Corporate training (often referred to as Workplace Learning), helps employees learn new skills and knowledge to hone professional growth and development.
LinkedIn conducted a survey where 94% of the employees expressed their desire to work for a company that invested in corporate learning and development programs.
New data from NovoEd shows the impact of remote work on learning and development (L&D), based on a survey of 150 companies reporting $1 billion to $3 billion in annual revenue. The report uncovered L&D leaders’ thoughts on how remote training was better, where it struggled, and the benefits of online learning.
Major Benefits of Online (remote) Training
Flexibility and self-paced learning
Online training courses can be taken anytime, anywhere, and ideally from any device. Online learning allows employees to move through the training at their own pace, according to their unique needs. Trainers also have more options to cater modules to specific learning styles. With access to formats like videos, presentation notes, scenarios, games and quizzes, learners can engage with the content in the way that works best for them. The only requirement would be an internet connection. This ensures flexibility in terms of time and effort.
Measurable, data-driven results
Return on investment is a key driver for every corporate decision—and that goes for training too. Measuring the effectiveness of training is essential to continually improve outcomes and securing leadership buy-in.
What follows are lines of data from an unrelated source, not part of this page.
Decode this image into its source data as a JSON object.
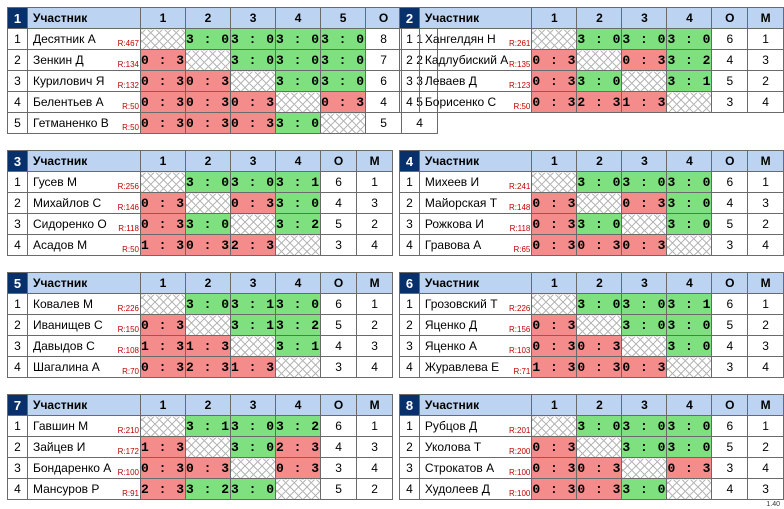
{
  "header": {
    "participant": "Участник",
    "points": "О",
    "place": "М"
  },
  "version": "1.40",
  "groups": [
    {
      "id": "1",
      "players": [
        {
          "name": "Десятник А",
          "rating": "R:467",
          "results": [
            "",
            "3 : 0",
            "3 : 0",
            "3 : 0",
            "3 : 0"
          ],
          "points": "8",
          "place": "1"
        },
        {
          "name": "Зенкин Д",
          "rating": "R:134",
          "results": [
            "0 : 3",
            "",
            "3 : 0",
            "3 : 0",
            "3 : 0"
          ],
          "points": "7",
          "place": "2"
        },
        {
          "name": "Курилович Я",
          "rating": "R:132",
          "results": [
            "0 : 3",
            "0 : 3",
            "",
            "3 : 0",
            "3 : 0"
          ],
          "points": "6",
          "place": "3"
        },
        {
          "name": "Белентьев А",
          "rating": "R:50",
          "results": [
            "0 : 3",
            "0 : 3",
            "0 : 3",
            "",
            "0 : 3"
          ],
          "points": "4",
          "place": "5"
        },
        {
          "name": "Гетманенко В",
          "rating": "R:50",
          "results": [
            "0 : 3",
            "0 : 3",
            "0 : 3",
            "3 : 0",
            ""
          ],
          "points": "5",
          "place": "4"
        }
      ]
    },
    {
      "id": "2",
      "players": [
        {
          "name": "Хангелдян Н",
          "rating": "R:261",
          "results": [
            "",
            "3 : 0",
            "3 : 0",
            "3 : 0"
          ],
          "points": "6",
          "place": "1"
        },
        {
          "name": "Кадлубиский А",
          "rating": "R:135",
          "results": [
            "0 : 3",
            "",
            "0 : 3",
            "3 : 2"
          ],
          "points": "4",
          "place": "3"
        },
        {
          "name": "Леваев Д",
          "rating": "R:123",
          "results": [
            "0 : 3",
            "3 : 0",
            "",
            "3 : 1"
          ],
          "points": "5",
          "place": "2"
        },
        {
          "name": "Борисенко С",
          "rating": "R:50",
          "results": [
            "0 : 3",
            "2 : 3",
            "1 : 3",
            ""
          ],
          "points": "3",
          "place": "4"
        }
      ]
    },
    {
      "id": "3",
      "players": [
        {
          "name": "Гусев М",
          "rating": "R:256",
          "results": [
            "",
            "3 : 0",
            "3 : 0",
            "3 : 1"
          ],
          "points": "6",
          "place": "1"
        },
        {
          "name": "Михайлов С",
          "rating": "R:146",
          "results": [
            "0 : 3",
            "",
            "0 : 3",
            "3 : 0"
          ],
          "points": "4",
          "place": "3"
        },
        {
          "name": "Сидоренко О",
          "rating": "R:118",
          "results": [
            "0 : 3",
            "3 : 0",
            "",
            "3 : 2"
          ],
          "points": "5",
          "place": "2"
        },
        {
          "name": "Асадов М",
          "rating": "R:50",
          "results": [
            "1 : 3",
            "0 : 3",
            "2 : 3",
            ""
          ],
          "points": "3",
          "place": "4"
        }
      ]
    },
    {
      "id": "4",
      "players": [
        {
          "name": "Михеев И",
          "rating": "R:241",
          "results": [
            "",
            "3 : 0",
            "3 : 0",
            "3 : 0"
          ],
          "points": "6",
          "place": "1"
        },
        {
          "name": "Майорская Т",
          "rating": "R:148",
          "results": [
            "0 : 3",
            "",
            "0 : 3",
            "3 : 0"
          ],
          "points": "4",
          "place": "3"
        },
        {
          "name": "Рожкова И",
          "rating": "R:118",
          "results": [
            "0 : 3",
            "3 : 0",
            "",
            "3 : 0"
          ],
          "points": "5",
          "place": "2"
        },
        {
          "name": "Гравова А",
          "rating": "R:65",
          "results": [
            "0 : 3",
            "0 : 3",
            "0 : 3",
            ""
          ],
          "points": "3",
          "place": "4"
        }
      ]
    },
    {
      "id": "5",
      "players": [
        {
          "name": "Ковалев М",
          "rating": "R:226",
          "results": [
            "",
            "3 : 0",
            "3 : 1",
            "3 : 0"
          ],
          "points": "6",
          "place": "1"
        },
        {
          "name": "Иванищев С",
          "rating": "R:150",
          "results": [
            "0 : 3",
            "",
            "3 : 1",
            "3 : 2"
          ],
          "points": "5",
          "place": "2"
        },
        {
          "name": "Давыдов С",
          "rating": "R:108",
          "results": [
            "1 : 3",
            "1 : 3",
            "",
            "3 : 1"
          ],
          "points": "4",
          "place": "3"
        },
        {
          "name": "Шагалина А",
          "rating": "R:70",
          "results": [
            "0 : 3",
            "2 : 3",
            "1 : 3",
            ""
          ],
          "points": "3",
          "place": "4"
        }
      ]
    },
    {
      "id": "6",
      "players": [
        {
          "name": "Грозовский Т",
          "rating": "R:226",
          "results": [
            "",
            "3 : 0",
            "3 : 0",
            "3 : 1"
          ],
          "points": "6",
          "place": "1"
        },
        {
          "name": "Яценко Д",
          "rating": "R:156",
          "results": [
            "0 : 3",
            "",
            "3 : 0",
            "3 : 0"
          ],
          "points": "5",
          "place": "2"
        },
        {
          "name": "Яценко А",
          "rating": "R:103",
          "results": [
            "0 : 3",
            "0 : 3",
            "",
            "3 : 0"
          ],
          "points": "4",
          "place": "3"
        },
        {
          "name": "Журавлева Е",
          "rating": "R:71",
          "results": [
            "1 : 3",
            "0 : 3",
            "0 : 3",
            ""
          ],
          "points": "3",
          "place": "4"
        }
      ]
    },
    {
      "id": "7",
      "players": [
        {
          "name": "Гавшин М",
          "rating": "R:210",
          "results": [
            "",
            "3 : 1",
            "3 : 0",
            "3 : 2"
          ],
          "points": "6",
          "place": "1"
        },
        {
          "name": "Зайцев И",
          "rating": "R:172",
          "results": [
            "1 : 3",
            "",
            "3 : 0",
            "2 : 3"
          ],
          "points": "4",
          "place": "3"
        },
        {
          "name": "Бондаренко А",
          "rating": "R:100",
          "results": [
            "0 : 3",
            "0 : 3",
            "",
            "0 : 3"
          ],
          "points": "3",
          "place": "4"
        },
        {
          "name": "Мансуров Р",
          "rating": "R:91",
          "results": [
            "2 : 3",
            "3 : 2",
            "3 : 0",
            ""
          ],
          "points": "5",
          "place": "2"
        }
      ]
    },
    {
      "id": "8",
      "players": [
        {
          "name": "Рубцов Д",
          "rating": "R:201",
          "results": [
            "",
            "3 : 0",
            "3 : 0",
            "3 : 0"
          ],
          "points": "6",
          "place": "1"
        },
        {
          "name": "Уколова Т",
          "rating": "R:200",
          "results": [
            "0 : 3",
            "",
            "3 : 0",
            "3 : 0"
          ],
          "points": "5",
          "place": "2"
        },
        {
          "name": "Строкатов А",
          "rating": "R:100",
          "results": [
            "0 : 3",
            "0 : 3",
            "",
            "0 : 3"
          ],
          "points": "3",
          "place": "4"
        },
        {
          "name": "Худолеев Д",
          "rating": "R:100",
          "results": [
            "0 : 3",
            "0 : 3",
            "3 : 0",
            ""
          ],
          "points": "4",
          "place": "3"
        }
      ]
    }
  ]
}
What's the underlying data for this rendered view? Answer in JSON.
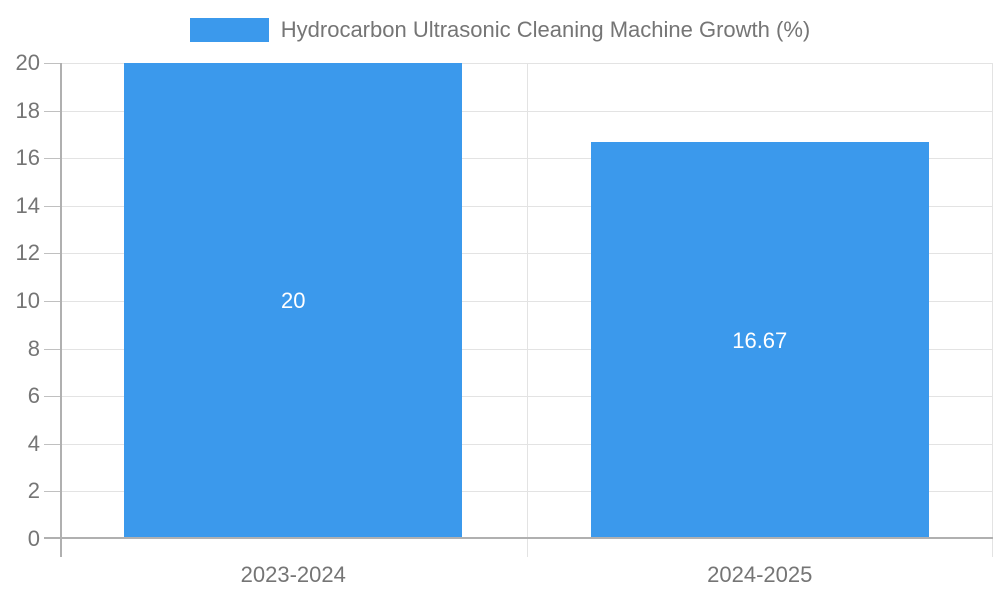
{
  "legend": {
    "label": "Hydrocarbon Ultrasonic Cleaning Machine Growth (%)"
  },
  "chart_data": {
    "type": "bar",
    "title": "Hydrocarbon Ultrasonic Cleaning Machine Growth (%)",
    "categories": [
      "2023-2024",
      "2024-2025"
    ],
    "values": [
      20,
      16.67
    ],
    "value_labels": [
      "20",
      "16.67"
    ],
    "xlabel": "",
    "ylabel": "",
    "ylim": [
      0,
      20
    ],
    "ytick_step": 2,
    "ytick_labels": [
      "0",
      "2",
      "4",
      "6",
      "8",
      "10",
      "12",
      "14",
      "16",
      "18",
      "20"
    ],
    "grid": true,
    "legend_position": "top",
    "colors": {
      "bar": "#3b99ec",
      "value_label": "#ffffff",
      "text": "#757575",
      "grid": "#e3e3e3",
      "axis": "#b0b0b0",
      "tick": "#c0c0c0",
      "background": "#ffffff"
    }
  }
}
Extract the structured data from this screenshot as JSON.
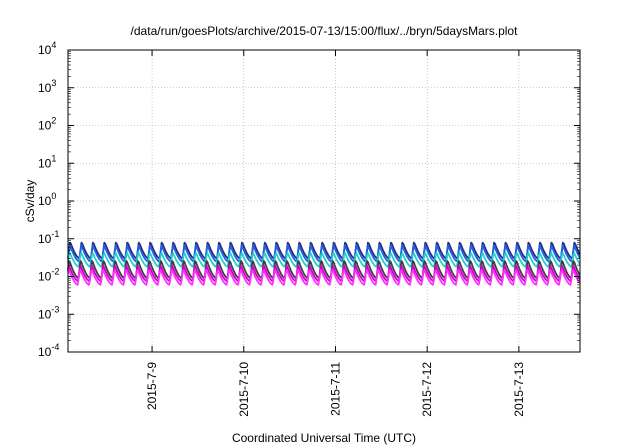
{
  "chart_data": {
    "type": "line",
    "title": "/data/run/goesPlots/archive/2015-07-13/15:00/flux/../bryn/5daysMars.plot",
    "xlabel": "Coordinated Universal Time (UTC)",
    "ylabel": "cSv/day",
    "yscale": "log",
    "ylim": [
      0.0001,
      10000
    ],
    "y_ticks": [
      {
        "base": "10",
        "exp": "4"
      },
      {
        "base": "10",
        "exp": "3"
      },
      {
        "base": "10",
        "exp": "2"
      },
      {
        "base": "10",
        "exp": "1"
      },
      {
        "base": "10",
        "exp": "0"
      },
      {
        "base": "10",
        "exp": "-1"
      },
      {
        "base": "10",
        "exp": "-2"
      },
      {
        "base": "10",
        "exp": "-3"
      },
      {
        "base": "10",
        "exp": "-4"
      }
    ],
    "x_ticks": [
      "2015-7-9",
      "2015-7-10",
      "2015-7-11",
      "2015-7-12",
      "2015-7-13"
    ],
    "xlim": [
      "2015-07-08 02:00",
      "2015-07-13 16:00"
    ],
    "grid": true,
    "oscillation_period_hours": 3,
    "series": [
      {
        "color": "#2a2a80",
        "peak": 0.085,
        "trough": 0.03
      },
      {
        "color": "#1e64e0",
        "peak": 0.07,
        "trough": 0.025
      },
      {
        "color": "#20d0d0",
        "peak": 0.045,
        "trough": 0.018
      },
      {
        "color": "#404040",
        "peak": 0.028,
        "trough": 0.009
      },
      {
        "color": "#d000d0",
        "peak": 0.02,
        "trough": 0.0075
      },
      {
        "color": "#ff30ff",
        "peak": 0.016,
        "trough": 0.006
      }
    ]
  }
}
Online learning allows you to build reporting mechanisms into your courses and assessments, so one can pull data reports on everything from assessment scores to course completion rates in a snap. This also makes record-keeping and monitoring easier, letting you know at a glance whose training completion is still outstanding, who needs re-training and more—all without excessive legwork and paper trails.
Easy on the Pocketbook
Online courses are extremely cost-effective and can be utilized efficiently. Depending on the vendor, ‘boxed’ online training courses vary in price point but as a general rule, an online version of a course is ~50% shorter in duration compared to a classroom program. Training hours and administrative time is drastically reduced.
Always consider the cost of developing internal online content compared to third-party training courses.
Interactive and adaptable content
While classrooms offer plenty of opportunities for social interaction and real-time feedback, it can sometimes prove challenging to get every learner involved with the content.
Online learning allows you to create interactive elements & activities, like practice simulations and video scenarios, that allow learners to demonstrate new skills. Or you may choose to bring elements of Gamification and Microlearning into your courses to create reward-driven modules that keep learners motivated and moving through your content. Without the limitations of physical space, materials or access, the possibilities are almost endless.
Long-range cost and time savings
Albeit there are costs to create (or outsource) online course development. This will vary on corporate needs and budget. In the long run, what you end up saving in time and money down the road will more than make up for it.
As an example, classroom training often requires a wealth of expensive printed materials, facilitator and venue costs, catering and more. With online training, those costs are dramatically reduced, if not eliminated.
In addition, you’ll find it faster and easier to make ongoing updates and additions to online content—without the turnaround, cost and waste of producing additional physical materials. Best of all, since online learning can reach well beyond a single location, you’ll save on travel time and expenses.
It’s important to understand that there are natural variances with learning preferences and styles.
By creating content online in well-crafted ways, this can lead to a better understanding of information more than lecture-based training by instructors. Allowing learners to visit content ‘on-demand’ and in ‘bite-sized’ amounts improves the ability to remember core concepts and knowledge.
Face-to-face instructor-led training definitely has its place, especially with hands-on competency-based training. However, classroom training can deviate from content because of long lectures, where speech is the major mode of communication. Always remember that non-native-language students can struggle with the speed of instructor speech and slang.
Why not combine online training and classroom training? “Blended-learning” allows employees to take online training content beforehand which is then complimented and re-enforced in a classroom training environment. Material-retention soars by leveraging both of these training options.
As with anything in the workplace, there is no single solution for all people. Online learning may be a great fit for many topics but not for others. This all depends on your industry, course content and governing bodies.
With an ever-distributed workforce, it’s critical to have consistent content delivery and tracking. When looking for a training system, a LMS buyers guide is a helpful resource.